When Google started its first fiber network offering in the US, it also came up with a clever idea of free colocation service in its nearby data centers to content providers such as YouTube, Netflix and Akamai. In this way, it can minimize the content buffering and network congestions from transferring large amount of contents from remote hosting locations by the providers and thus greatly improve the customer experience from Google Fiber Network.
Amazon surely has exploited the similar idea more broadly and globally. Amazon, with its conglomerate products and services, is interested in both content delivery by itself and offering public cloud services for customers with streaming contents on their web sites. To fast expand into a dominant global IaaS provider, besides its global data centers, it has designed and implemented “AWS Edge Locations” in its Global Infrastructure strategies. Now Amazon has 50+ of them. These Edge Locations serve as the “caching” locations for local contents and data that are more convenient to its customers but outside its existing data centers. These Edge Locations provided AWS more advantages for serving global customers with local contents and faster data access without the full investment cycles of building data centers at each global location needed.
Google’s colos and Amazon’s Edge implementations not only help themselves and their customers with content and data deliveries, they will also allow the companies to proactively mitigate the potential negative impacts from the coming Net Neutrality ruling which is pending in the US congress.

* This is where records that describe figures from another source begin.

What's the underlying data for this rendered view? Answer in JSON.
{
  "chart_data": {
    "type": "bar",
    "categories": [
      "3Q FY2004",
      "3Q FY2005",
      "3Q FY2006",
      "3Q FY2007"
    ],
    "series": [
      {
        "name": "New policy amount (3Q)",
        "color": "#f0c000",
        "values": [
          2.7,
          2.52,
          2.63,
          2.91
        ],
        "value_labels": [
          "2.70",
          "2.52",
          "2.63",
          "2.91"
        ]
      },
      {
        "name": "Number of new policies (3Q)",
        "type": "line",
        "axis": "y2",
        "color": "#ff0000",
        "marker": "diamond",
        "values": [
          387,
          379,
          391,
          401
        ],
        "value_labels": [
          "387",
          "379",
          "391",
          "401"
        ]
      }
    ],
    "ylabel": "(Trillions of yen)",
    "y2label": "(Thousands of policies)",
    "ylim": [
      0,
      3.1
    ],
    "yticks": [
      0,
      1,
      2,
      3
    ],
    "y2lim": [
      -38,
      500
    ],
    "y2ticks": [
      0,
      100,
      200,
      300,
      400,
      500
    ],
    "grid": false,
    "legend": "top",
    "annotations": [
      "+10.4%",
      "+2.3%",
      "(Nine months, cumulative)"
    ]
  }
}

More importantly, they can be extended to significant geographical advantage and flexibility in the cloud service offerings in the near future, both in the US and internationally.
Global geographic advantage will be critical to the success of a global public cloud provider, especially in IaaS space. The importance of this advantage has already been discussed in TriStrategist’s earlier blog on The Positioning of Public Cloud Services-Part III published on September 19, 2014.
This week in the news, SAP signed a pack with IBM on October 14 to leverage the full fleet of IBM global cloud data centers, in addition to SAP’s own 20 of them, to expand SAP services and store SAP data in local regions to better accommodate the new regulatory requirements from different countries. IBM invested $1.2 billion from the beginning of 2014 to expand its global footprint on cloud data centers to about 40, including 15 from the SoftLayer acquisition and 12 existing ones of its own. Although many are still in the plan, IBM’s strategy of pursuing global geographic advantage apparently has already gained itself some needed edge to catch up on the global cloud war. Data security and sovereignty have long been concerns for many countries and governments to adopt public cloud services by global providers, certainly including the US government. The breakout of the NSA PRISM scandal only worsened the situation. Now several European countries have passed regulations or compliance requirements to have their business or government data reside locally in the country or on the continent. Countries in other regions will surely follow suit. Very soon, the global strategic spread of the data centers will become a prerequisite for a public cloud provider to survive in the global space or be reduced to a niche provider in a few markets.
In the next few years, geographic advantage will likely become the most significant deciding factor in the competitions among global IaaS providers.